À l’approche de Mardi gras, le 21 février, nous sommes déjà en pleine saison de carnaval. Les festivités, fortement influencées par nos voisins allemands, s’inscrivent dans une tradition très ancienne de la vallée du Rhin.
Quand les jours se rallongent, quand les nuits deviennent plus douces, commence ce qu'on appelle la « cinquième saison de l’année » : le carnaval. Une tradition ancestrale de festivités, où les villes et villages bas-rhinois organisent des défilés et des bals déguisés. Plusieurs jours de « folie », d’excès alimentaires et de beuveries afin de chasser l’hiver, mais surtout pour s’amuser.
Très populaire en Suisse alémanique et dans le Bade-Wurtemberg en Allemagne, le carnaval alsacien est fortement influencé par les festivités des régions voisines. À Mothern, village du nord de l’Alsace, les préparations ont débuté il y a plusieurs mois. Malgré l’esprit de fête assumé, le carnaval est une affaire sérieuse pour les Mothernois. « À partir de jeudi, le Schmutziger Donnerstag, et jusqu’à Mardi gras [le 21 février], on fait un bal tous les soirs », explique Martine Ball, présidente du comité des fêtes de Mothern. De plus, le dimanche, environ 40 chars participent à la cavalcade, une longue parade multicolore à travers tout le village.
Le lundi est réservé au carnaval des enfants qui se déguisent en grands-mères ou grands-pères et vont de maison en maison. Puis les festivités se terminent avec un défilé nocturne le mardi soir : « C’est la crémation de la sorcière. » Une poupée déguisée, bien sûr. Parenthèse historique : la sorcière représente les esprits sombres censés régner pendant l’hiver. Elle est donc pourchassée et… brûlée.
À l’Antiquité, les esclaves devenaient maîtres le temps du carnaval
Déconcertant pour ceux qui ne sont pas de la région, incontournable pour les autochtones, le carnaval a de multiples origines qui remontent à l’Antiquité. Dans l’ancienne Babylone, il existait déjà des fêtes qu’on appelait les « Sacées ». D’après la tradition, les esclaves commandaient à leurs maîtres et inversaient donc l’ordre établi pendant cinq jours. À la même époque, des rituels comparables avaient lieu en Grèce ou à Rome. Dans la vallée du Rhin, les premières traces carnavalesques datent du Moyen-Âge.

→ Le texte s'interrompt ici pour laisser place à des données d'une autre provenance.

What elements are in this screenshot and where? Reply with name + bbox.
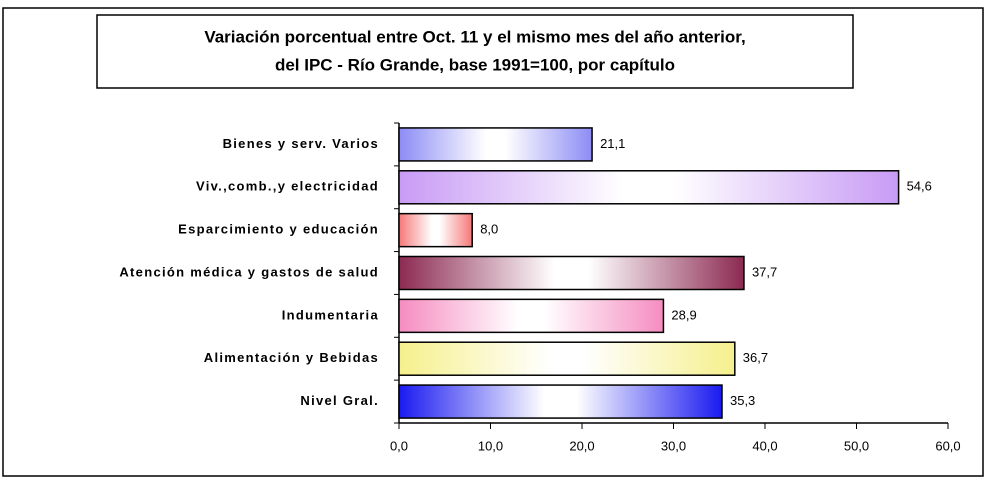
y-tick-label: Viv.,comb.,y electricidad	[196, 179, 379, 194]
bar	[398, 127, 593, 162]
value-label: 8,0	[480, 222, 498, 237]
y-tick-label: Nivel Gral.	[300, 393, 379, 408]
value-label: 21,1	[600, 136, 625, 151]
x-tick-label: 20,0	[569, 438, 594, 453]
y-tick-label: Atención médica y gastos de salud	[119, 264, 379, 279]
value-label: 37,7	[752, 264, 777, 279]
bar	[398, 170, 900, 205]
x-tick-label: 50,0	[844, 438, 869, 453]
chart-title: Variación porcentual entre Oct. 11 y el …	[204, 27, 745, 46]
x-tick-label: 10,0	[478, 438, 503, 453]
y-tick-label: Alimentación y Bebidas	[204, 350, 379, 365]
y-tick-label: Esparcimiento y educación	[178, 222, 379, 237]
value-label: 36,7	[743, 350, 768, 365]
bar	[398, 212, 473, 248]
x-tick-label: 60,0	[935, 438, 960, 453]
y-tick-label: Indumentaria	[282, 307, 379, 322]
x-tick-label: 30,0	[661, 438, 686, 453]
chart-title: del IPC - Río Grande, base 1991=100, por…	[275, 55, 675, 74]
value-label: 35,3	[730, 393, 755, 408]
value-label: 28,9	[671, 307, 696, 322]
bar	[398, 255, 745, 291]
title-box	[96, 14, 854, 89]
x-tick-label: 40,0	[752, 438, 777, 453]
bar	[398, 384, 723, 419]
bar	[398, 341, 736, 376]
y-tick-label: Bienes y serv. Varios	[223, 136, 379, 151]
value-label: 54,6	[907, 179, 932, 194]
x-tick-label: 0,0	[390, 438, 408, 453]
bar	[398, 298, 665, 334]
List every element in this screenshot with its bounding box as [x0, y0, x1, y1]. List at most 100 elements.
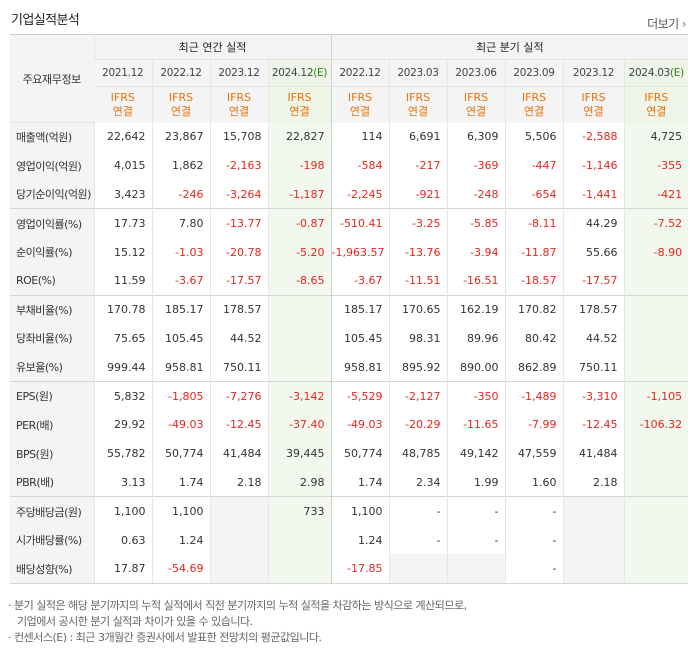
consolidated-label: 연결	[465, 104, 487, 118]
more-link[interactable]: 더보기 ›	[647, 15, 686, 32]
table-cell: 178.57	[562, 294, 625, 325]
ifrs-basis: IFRS 연결	[267, 86, 332, 123]
table-cell: 3,423	[93, 180, 152, 209]
table-cell	[267, 324, 332, 353]
table-cell: -1,963.57	[330, 237, 390, 267]
row-label: 당좌비율(%)	[10, 324, 94, 353]
ifrs-label: IFRS	[581, 90, 606, 104]
table-cell: 5,506	[504, 122, 564, 152]
table-cell: -654	[504, 180, 564, 209]
table-row: 주당배당금(원) 1,100 1,100 733 1,100- - -	[10, 496, 689, 526]
table-cell: -246	[151, 180, 210, 209]
table-cell: 80.42	[504, 324, 564, 353]
table-cell: 6,691	[388, 122, 448, 152]
table-cell: -921	[388, 180, 448, 209]
footnote-2: · 컨센서스(E) : 최근 3개월간 증권사에서 발표한 전망치의 평균값입니…	[8, 631, 322, 644]
table-cell: 1.74	[151, 468, 210, 497]
ifrs-basis: IFRS 연결	[330, 86, 390, 123]
table-cell: 4,725	[623, 122, 689, 152]
table-cell: -510.41	[330, 208, 390, 238]
row-label: PER(배)	[10, 410, 94, 440]
table-cell: 17.73	[93, 208, 152, 238]
table-cell: -8.11	[504, 208, 564, 238]
ifrs-basis: IFRS 연결	[623, 86, 689, 123]
table-cell: 49,142	[446, 439, 506, 469]
consolidated-label: 연결	[112, 104, 133, 118]
row-label: BPS(원)	[10, 439, 94, 469]
row-label: 매출액(억원)	[10, 122, 94, 152]
table-cell: -37.40	[267, 410, 332, 440]
period-header: 2024.03(E)	[623, 59, 689, 87]
table-cell	[267, 525, 332, 555]
table-cell: 1.24	[151, 525, 210, 555]
table-cell: 105.45	[151, 324, 210, 353]
table-row: ROE(%) 11.59 -3.67 -17.57 -8.65 -3.67 -11.51 -1…	[10, 266, 689, 296]
financial-table: 주요재무정보 최근 연간 실적 최근 분기 실적 2021.12 2022.12 2…	[10, 34, 689, 584]
period-header: 2023.12	[209, 59, 268, 87]
table-row: 배당성향(%) 17.87 -54.69 -17.85 -	[10, 554, 689, 584]
table-cell: 17.87	[93, 554, 152, 584]
ifrs-label: IFRS	[644, 90, 669, 104]
table-cell: 7.80	[151, 208, 210, 238]
table-cell: 22,827	[267, 122, 332, 152]
table-row: 당기순이익(억원) 3,423 -246 -3,264 -1,187 -2,245 -921…	[10, 180, 689, 209]
ifrs-label: IFRS	[405, 90, 431, 104]
period-label: 2024.12	[271, 67, 314, 79]
table-cell: 41,484	[209, 439, 268, 469]
period-label: 2023.12	[218, 67, 260, 79]
ifrs-label: IFRS	[226, 90, 252, 104]
table-cell	[562, 525, 625, 555]
table-cell: 1,100	[330, 496, 390, 526]
table-cell: 55.66	[562, 237, 625, 267]
consolidated-label: 연결	[523, 104, 545, 118]
financial-table-wrapper: 주요재무정보 최근 연간 실적 최근 분기 실적 2021.12 2022.12 2…	[10, 34, 689, 584]
table-cell: -8.90	[623, 237, 689, 267]
table-cell	[267, 554, 332, 584]
period-label: 2022.12	[160, 67, 202, 79]
table-cell: -5,529	[330, 381, 390, 411]
table-cell: -1,805	[151, 381, 210, 411]
table-cell	[209, 525, 268, 555]
group-quarter-header: 최근 분기 실적	[330, 34, 689, 60]
ifrs-basis: IFRS 연결	[446, 86, 506, 123]
table-cell: -217	[388, 151, 448, 181]
table-cell	[623, 496, 689, 526]
period-header: 2022.12	[330, 59, 390, 87]
row-label: 당기순이익(억원)	[10, 180, 94, 209]
table-cell: 44.52	[209, 324, 268, 353]
table-cell: -421	[623, 180, 689, 209]
table-cell: 98.31	[388, 324, 448, 353]
period-header: 2023.12	[562, 59, 625, 87]
table-cell: -1,146	[562, 151, 625, 181]
table-cell: 39,445	[267, 439, 332, 469]
table-cell: 170.65	[388, 294, 448, 325]
table-cell: 2.34	[388, 468, 448, 497]
table-cell	[562, 554, 625, 584]
ifrs-label: IFRS	[110, 90, 135, 104]
row-label: 영업이익(억원)	[10, 151, 94, 181]
consolidated-label: 연결	[583, 104, 604, 118]
table-cell: -3,310	[562, 381, 625, 411]
table-cell: 185.17	[151, 294, 210, 325]
table-cell: 22,642	[93, 122, 152, 152]
ifrs-basis: IFRS 연결	[94, 86, 152, 123]
period-header: 2021.12	[94, 59, 152, 87]
table-cell: 890.00	[446, 352, 506, 382]
table-cell: 55,782	[93, 439, 152, 469]
table-cell: 2.98	[267, 468, 332, 497]
row-label: EPS(원)	[10, 381, 94, 411]
table-cell: 6,309	[446, 122, 506, 152]
period-header: 2023.06	[446, 59, 506, 87]
row-label: 유보율(%)	[10, 352, 94, 382]
table-cell	[623, 468, 689, 497]
row-header: 주요재무정보	[10, 34, 94, 123]
table-cell: -3,264	[209, 180, 268, 209]
table-row: 순이익률(%) 15.12 -1.03 -20.78 -5.20 -1,963.57 -13…	[10, 237, 689, 267]
table-row: BPS(원) 55,782 50,774 41,484 39,445 50,774 48,7…	[10, 439, 689, 469]
row-label: ROE(%)	[10, 266, 94, 296]
more-label: 더보기	[647, 17, 679, 31]
table-cell: -17.85	[330, 554, 390, 584]
table-cell	[388, 554, 448, 584]
table-cell: -	[446, 525, 506, 555]
row-label: 배당성향(%)	[10, 554, 94, 584]
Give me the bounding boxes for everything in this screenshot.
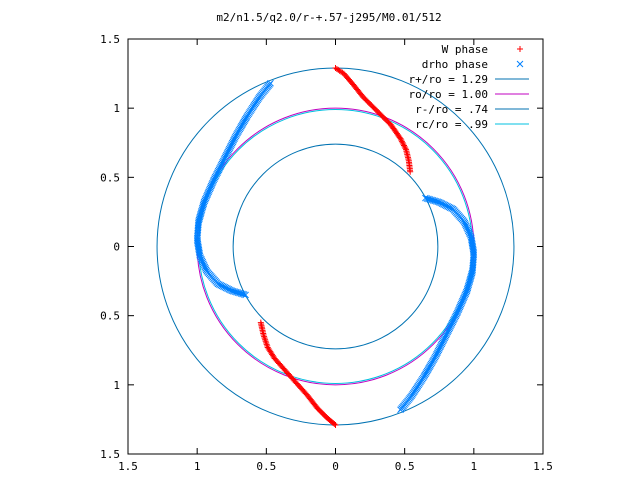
legend-label: r+/ro = 1.29 [409, 73, 488, 86]
legend-label: rc/ro = .99 [415, 118, 488, 131]
legend-label: ro/ro = 1.00 [409, 88, 488, 101]
legend-label: r-/ro = .74 [415, 103, 488, 116]
w-phase-point [262, 338, 269, 345]
w-phase-point [517, 46, 523, 52]
legend-label: W phase [442, 43, 488, 56]
drho-phase-point [397, 406, 404, 414]
legend: W phase drho phase r+/ro = 1.29 ro/ro = 1.0… [409, 43, 529, 131]
x-tick-label: 1.5 [118, 460, 138, 473]
w-phase-point [400, 142, 407, 149]
w-phase-point [398, 138, 405, 145]
w-phase-point [402, 145, 409, 152]
phase-points [193, 46, 524, 428]
chart-title: m2/n1.5/q2.0/r-+.57-j295/M0.01/512 [216, 11, 441, 24]
y-tick-label: 0.5 [100, 171, 120, 184]
reference-circle [232, 143, 439, 350]
y-tick-label: 0.5 [100, 310, 120, 323]
drho-phase-point [516, 60, 524, 68]
x-tick-label: 0 [332, 460, 339, 473]
drho-phase-point [194, 237, 201, 245]
w-phase-point [400, 141, 407, 148]
w-phase-point [257, 319, 264, 326]
w-phase-point [263, 339, 270, 346]
w-phase-point [397, 135, 404, 142]
x-tick-label: 0.5 [256, 460, 276, 473]
w-phase-point [265, 345, 272, 352]
x-tick-label: 1 [471, 460, 478, 473]
y-tick-label: 1 [113, 379, 120, 392]
axis-ticks: 1.5 1 0.5 0 0.5 1 1.51.510.500.511.5 [100, 33, 553, 473]
w-phase-point [399, 139, 406, 146]
w-phase-point [401, 143, 408, 150]
y-tick-label: 1 [113, 102, 120, 115]
w-phase-point [261, 333, 268, 340]
y-tick-label: 0 [113, 241, 120, 254]
x-tick-label: 0.5 [395, 460, 415, 473]
w-phase-point [407, 168, 414, 175]
w-phase-point [398, 136, 405, 143]
y-tick-label: 1.5 [100, 448, 120, 461]
w-phase-point [262, 336, 269, 343]
x-tick-label: 1.5 [533, 460, 553, 473]
reference-circle [198, 109, 473, 384]
drho-phase-point [267, 79, 274, 87]
legend-label: drho phase [422, 58, 488, 71]
w-phase-point [261, 335, 268, 342]
drho-phase-point [470, 248, 477, 256]
y-tick-label: 1.5 [100, 33, 120, 46]
x-tick-label: 1 [194, 460, 201, 473]
plot-frame [127, 38, 544, 455]
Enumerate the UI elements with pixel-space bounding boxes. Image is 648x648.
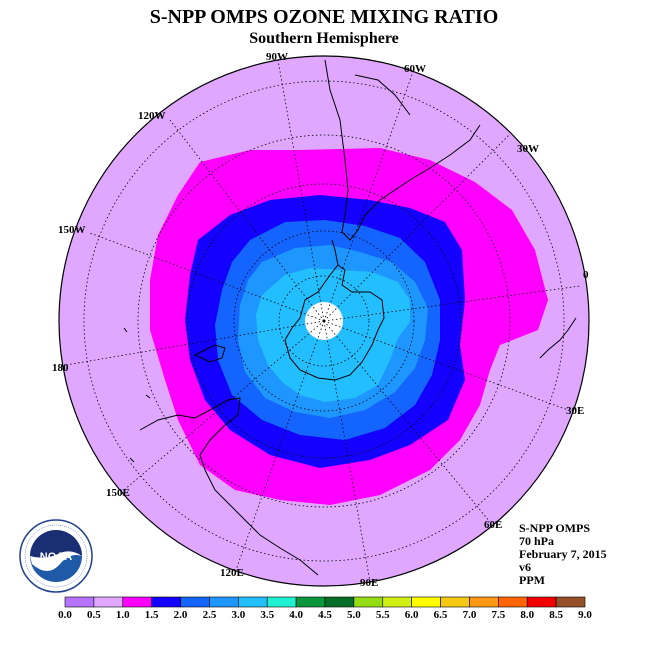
lon-label-90e: 90E — [360, 577, 378, 589]
lon-label-120w: 120W — [138, 110, 166, 122]
lon-label-150e: 150E — [106, 487, 130, 499]
africa-coast — [539, 317, 577, 359]
colorbar-tick-label: 5.5 — [375, 609, 390, 621]
colorbar-swatch — [555, 596, 586, 608]
colorbar-tick-label: 8.0 — [520, 609, 535, 621]
lon-label-180: 180 — [52, 362, 69, 374]
noaa-logo: NOAA — [19, 519, 93, 593]
antarctic-peninsula — [331, 239, 339, 266]
colorbar-swatch — [469, 596, 499, 608]
south-america-coast — [324, 59, 481, 241]
new-zealand-coast — [193, 344, 226, 363]
colorbar-swatch — [151, 596, 181, 608]
colorbar-tick-label: 7.5 — [491, 609, 506, 621]
colorbar-swatch — [122, 596, 152, 608]
colorbar-swatch — [382, 596, 412, 608]
colorbar-swatch — [209, 596, 239, 608]
antarctica-coast — [284, 264, 385, 381]
colorbar-tick-label: 8.5 — [549, 609, 563, 621]
south-america-coast-2 — [354, 74, 411, 116]
colorbar-swatch — [324, 596, 355, 608]
colorbar-tick-label: 6.0 — [404, 609, 419, 621]
colorbar-swatch — [295, 596, 326, 608]
map-title: S-NPP OMPS OZONE MIXING RATIO — [149, 6, 499, 28]
map-border — [58, 55, 590, 587]
colorbar-tick-label: 3.0 — [231, 609, 246, 621]
colorbar-ticks: 0.0 0.5 1.0 1.5 2.0 2.5 3.0 3.5 4.0 4.5 5.0 5.5 6.0 6… — [0, 609, 648, 625]
lon-label-90w: 90W — [266, 51, 288, 63]
colorbar-tick-label: 2.5 — [202, 609, 217, 621]
colorbar-tick-label: 4.0 — [289, 609, 303, 621]
colorbar-tick-label: 9.0 — [578, 609, 592, 621]
colorbar-swatch — [353, 596, 384, 608]
lon-label-60w: 60W — [404, 63, 426, 75]
colorbar-swatch — [498, 596, 528, 608]
colorbar-swatch — [266, 596, 297, 608]
colorbar-tick-label: 6.5 — [433, 609, 448, 621]
longitude-labels: 90W 60W 30W 0 30E 60E 90E 120E 150E 180 … — [52, 51, 589, 589]
info-units: PPM — [519, 573, 545, 587]
colorbar-swatch — [180, 596, 210, 608]
colorbar-tick-label: 0.5 — [87, 609, 101, 621]
colorbar-tick-label: 5.0 — [347, 609, 361, 621]
colorbar-swatch — [93, 596, 124, 608]
info-instrument: S-NPP OMPS — [519, 521, 590, 535]
info-level: 70 hPa — [519, 534, 555, 548]
noaa-logo-text: NOAA — [40, 551, 72, 563]
australia-coast — [139, 397, 319, 576]
map-subtitle: Southern Hemisphere — [249, 30, 399, 47]
info-block: S-NPP OMPS 70 hPa February 7, 2015 v6 PP… — [519, 522, 607, 587]
lon-label-30w: 30W — [517, 143, 539, 155]
colorbar-swatch — [411, 596, 441, 608]
colorbar-tick-label: 1.0 — [115, 609, 130, 621]
colorbar-swatch — [64, 596, 95, 608]
lon-label-150w: 150W — [58, 224, 86, 236]
colorbar-swatch — [526, 596, 557, 608]
island-2 — [145, 394, 151, 399]
lon-label-60e: 60E — [484, 519, 502, 531]
island-1 — [123, 327, 128, 333]
colorbar-tick-label: 7.0 — [462, 609, 477, 621]
island-3 — [129, 457, 135, 463]
lon-label-30e: 30E — [566, 405, 584, 417]
info-date: February 7, 2015 — [519, 547, 607, 561]
colorbar-swatch — [238, 596, 268, 608]
lon-label-120e: 120E — [220, 567, 244, 579]
colorbar — [64, 596, 586, 608]
info-version: v6 — [519, 560, 531, 574]
graticule — [65, 59, 581, 583]
colorbar-tick-label: 1.5 — [144, 609, 159, 621]
colorbar-swatch — [440, 596, 470, 608]
colorbar-tick-label: 3.5 — [260, 609, 275, 621]
colorbar-tick-label: 2.0 — [173, 609, 188, 621]
colorbar-tick-label: 0.0 — [58, 609, 72, 621]
colorbar-tick-label: 4.5 — [318, 609, 332, 621]
coastlines — [123, 59, 577, 576]
lon-label-0: 0 — [583, 269, 589, 281]
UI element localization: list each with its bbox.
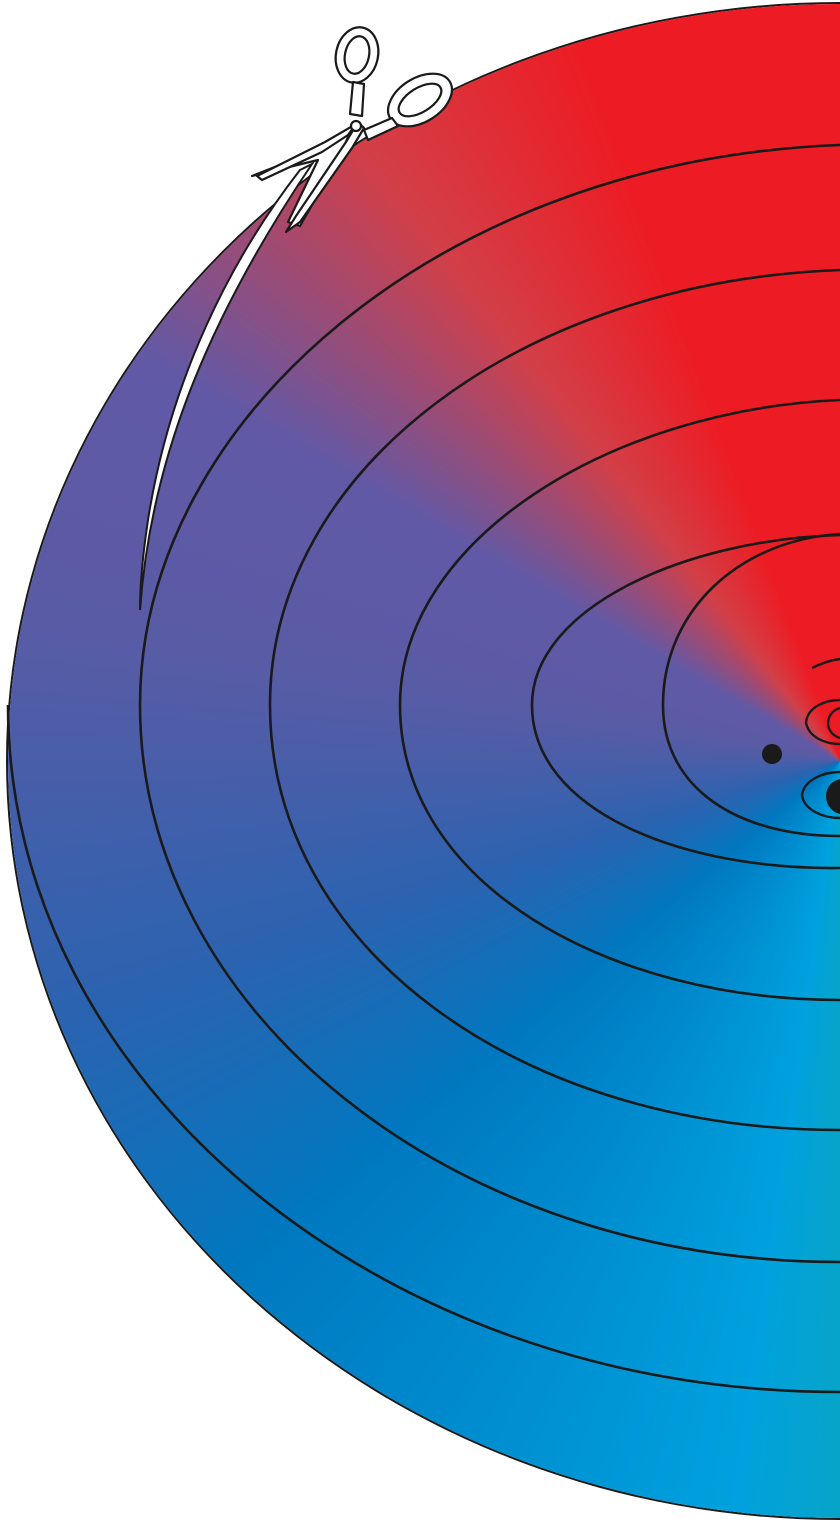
spiral-ring-2 [268, 268, 840, 1132]
eye-icon [800, 770, 840, 820]
center-dot [762, 744, 782, 764]
spiral-ring-4 [530, 533, 840, 870]
scissors-icon [250, 26, 453, 234]
spiral-lines [6, 143, 840, 1394]
eye-icon [804, 698, 840, 746]
spiral-ring-1 [138, 143, 840, 1264]
eyebrow [811, 657, 840, 670]
spiral-ring-outer-loop [6, 704, 840, 1394]
spiral-ring-3 [398, 398, 840, 1002]
spiral-ring-5 [661, 532, 840, 838]
cut-gap [139, 161, 315, 611]
center-face [762, 657, 840, 820]
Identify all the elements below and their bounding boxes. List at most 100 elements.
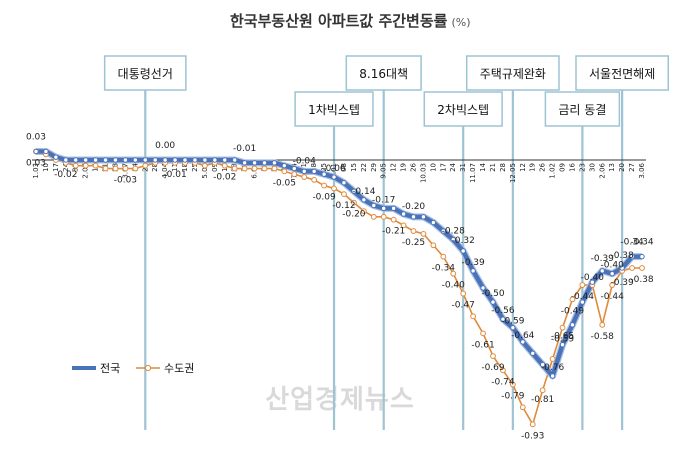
- series-point-metro: [609, 282, 616, 288]
- series-point-national: [73, 157, 79, 163]
- data-label-metro: -0.59: [551, 335, 575, 345]
- event-box: [103, 55, 187, 91]
- series-point-metro: [460, 290, 467, 297]
- x-tick-label: 27: [628, 163, 636, 172]
- series-point-national: [559, 342, 566, 348]
- series-point-metro: [500, 367, 506, 374]
- data-label-metro: -0.02: [213, 173, 236, 183]
- series-point-national: [569, 322, 576, 328]
- x-tick-label: 1.02: [549, 163, 557, 179]
- series-point-national: [450, 236, 456, 243]
- data-label-national: -0.65: [551, 332, 574, 342]
- series-point-metro: [370, 213, 377, 220]
- series-point-national: [301, 168, 307, 175]
- legend-marker-metro: [144, 364, 152, 372]
- data-label-metro: -0.05: [273, 178, 296, 188]
- data-labels: 0.030.00 -0.01-0.04-0.06-0.14-0.17-0.20-0…: [26, 132, 654, 441]
- series-point-metro: [599, 321, 606, 328]
- x-tick-label: 23: [578, 163, 586, 172]
- data-label-national: -0.17: [372, 195, 395, 205]
- series-point-metro: [430, 242, 437, 249]
- x-tick-label: 26: [539, 162, 547, 171]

Dans la tradition chrétienne, le carnaval marque les derniers jours avant le Carême. D’où son nom : le mot carnaval vient du latin « carnelevare », composé de « carnis » (chair) et « levare » (enlever). Ce sont donc des jours durant lesquels on a le droit de manger et boire ce que l’on veut, autant qu’on le souhaite. À partir du mercredi des Cendres, le quotidien est de retour. En mémoire de la souffrance et de la mort de Jésus, les chrétiens doivent alors se priver de viande, d’alcool et de festivités jusqu’à la résurrection de Jésus, à Pâques.
Chaque ville a ses propres traditions
Retour à Mothern. Ici, on croit que le carnaval est venu d’Allemagne. « Ce qu’on dit, c’est que les bateliers qui ont traversé le Rhin, ont apporté cette fête », raconte Martine Ball. La cavalcade du carnaval aura lieu pour la 47e fois à Mothern.
Aujourd’hui, l’origine à la fois païenne et chrétienne est passée au second plan. Même si chaque région, chaque ville, a ses propres traditions, elles restent toutes unies par la joie de la fête et du commerce. Chars, fanfares, chants et danses endiablés : les adultes et les enfants en costumes étranges, drôles ou effrayants, donnent tout ce qu’ils ont pour chasser l’hiver et échapper, un instant, à leur quotidien.